Premier Winde must learn from his first-term failures – Brett Herron

Brett Herron |

30 July 2024

GOOD SG says Premier must show investment in those who need it most

WCPP opening: Premier Winde must learn from his first-term failures and show investment in those who need it most

30 July 2024

The Premier of the Western Cape must account for the failure to deliver on many of his promises when he opens the Provincial Parliament on Wednesday, 31 July 2024.

Tomorrow Alan Winde will present his government’s plans for his second term as Premier after his first address in 2019 when he identified four priorities and committed himself to deliver on these. 

To start, the Premier promised “a job in every home” built on a provincial economy that would grow by 2.5% per annum.

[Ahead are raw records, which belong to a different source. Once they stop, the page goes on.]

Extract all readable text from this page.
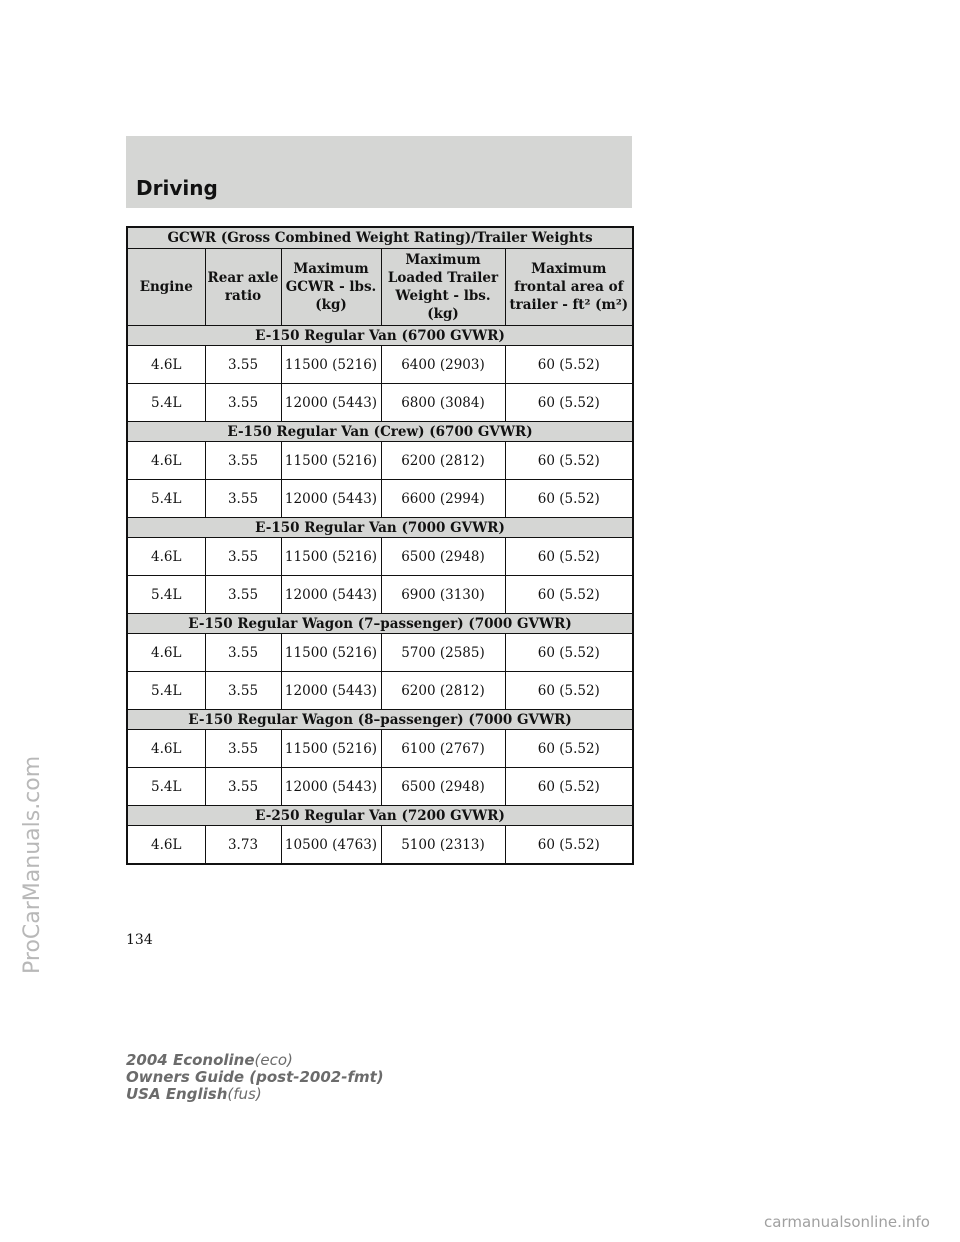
Driving
GCWR (Gross Combined Weight Rating)/Trailer Weights				
Engine	Rear axle ratio	Maximum GCWR - lbs. (kg)	Maximum Loaded Trailer Weight - lbs. (kg)	Maximum frontal area of trailer - ft² (m²)
E-150 Regular Van (6700 GVWR)				
4.6L	3.55	11500 (5216)	6400 (2903)	60 (5.52)
5.4L	3.55	12000 (5443)	6800 (3084)	60 (5.52)
E-150 Regular Van (Crew) (6700 GVWR)				
4.6L	3.55	11500 (5216)	6200 (2812)	60 (5.52)
5.4L	3.55	12000 (5443)	6600 (2994)	60 (5.52)
E-150 Regular Van (7000 GVWR)				
4.6L	3.55	11500 (5216)	6500 (2948)	60 (5.52)
5.4L	3.55	12000 (5443)	6900 (3130)	60 (5.52)
E-150 Regular Wagon (7–passenger) (7000 GVWR)				
4.6L	3.55	11500 (5216)	5700 (2585)	60 (5.52)
5.4L	3.55	12000 (5443)	6200 (2812)	60 (5.52)
E-150 Regular Wagon (8–passenger) (7000 GVWR)				
4.6L	3.55	11500 (5216)	6100 (2767)	60 (5.52)
5.4L	3.55	12000 (5443)	6500 (2948)	60 (5.52)
E-250 Regular Van (7200 GVWR)				
4.6L	3.73	10500 (4763)	5100 (2313)	60 (5.52)
134
2004 Econoline(eco)
Owners Guide (post-2002-fmt)
USA English(fus)
ProCarManuals.com
carmanualsonline.info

The Provincial economy has grown by about 1.1% per annum, less than half of his government’s target, and unemployment continues to trap far too many people in poverty.  

In the first quarter of 2024, the Western Cape lost the highest number of jobs of all nine provinces, losing a net total of 17000 jobs in one quarter.  

–>

These losses also raise questions about the Premier’s “Growth for Jobs” plan – launched in July 2023 – which promised economic growth and rising employment based on investment in infrastructure and focusing on services. In the first quarter of 2024, construction and services were the sectors that shed the most jobs.

Next, the Premier also committed to ensuring that each and every resident can live a dignified life through better education. But, under his watch, the Western Cape’s educational outcomes have declined so much that the Western Cape has shifted from being a top-performing province for matric results to one of the worst-performing provinces.  

Most importantly, the Premier must account for the diabolical impact of his decision to defund education (and health) by R1 billion.  

That R1 billion, taken from education and health, was pushed into the Premier’s Western Cape Safety Plan – which promised to halve the murder rate in the ten worst crime hot spots in the Province.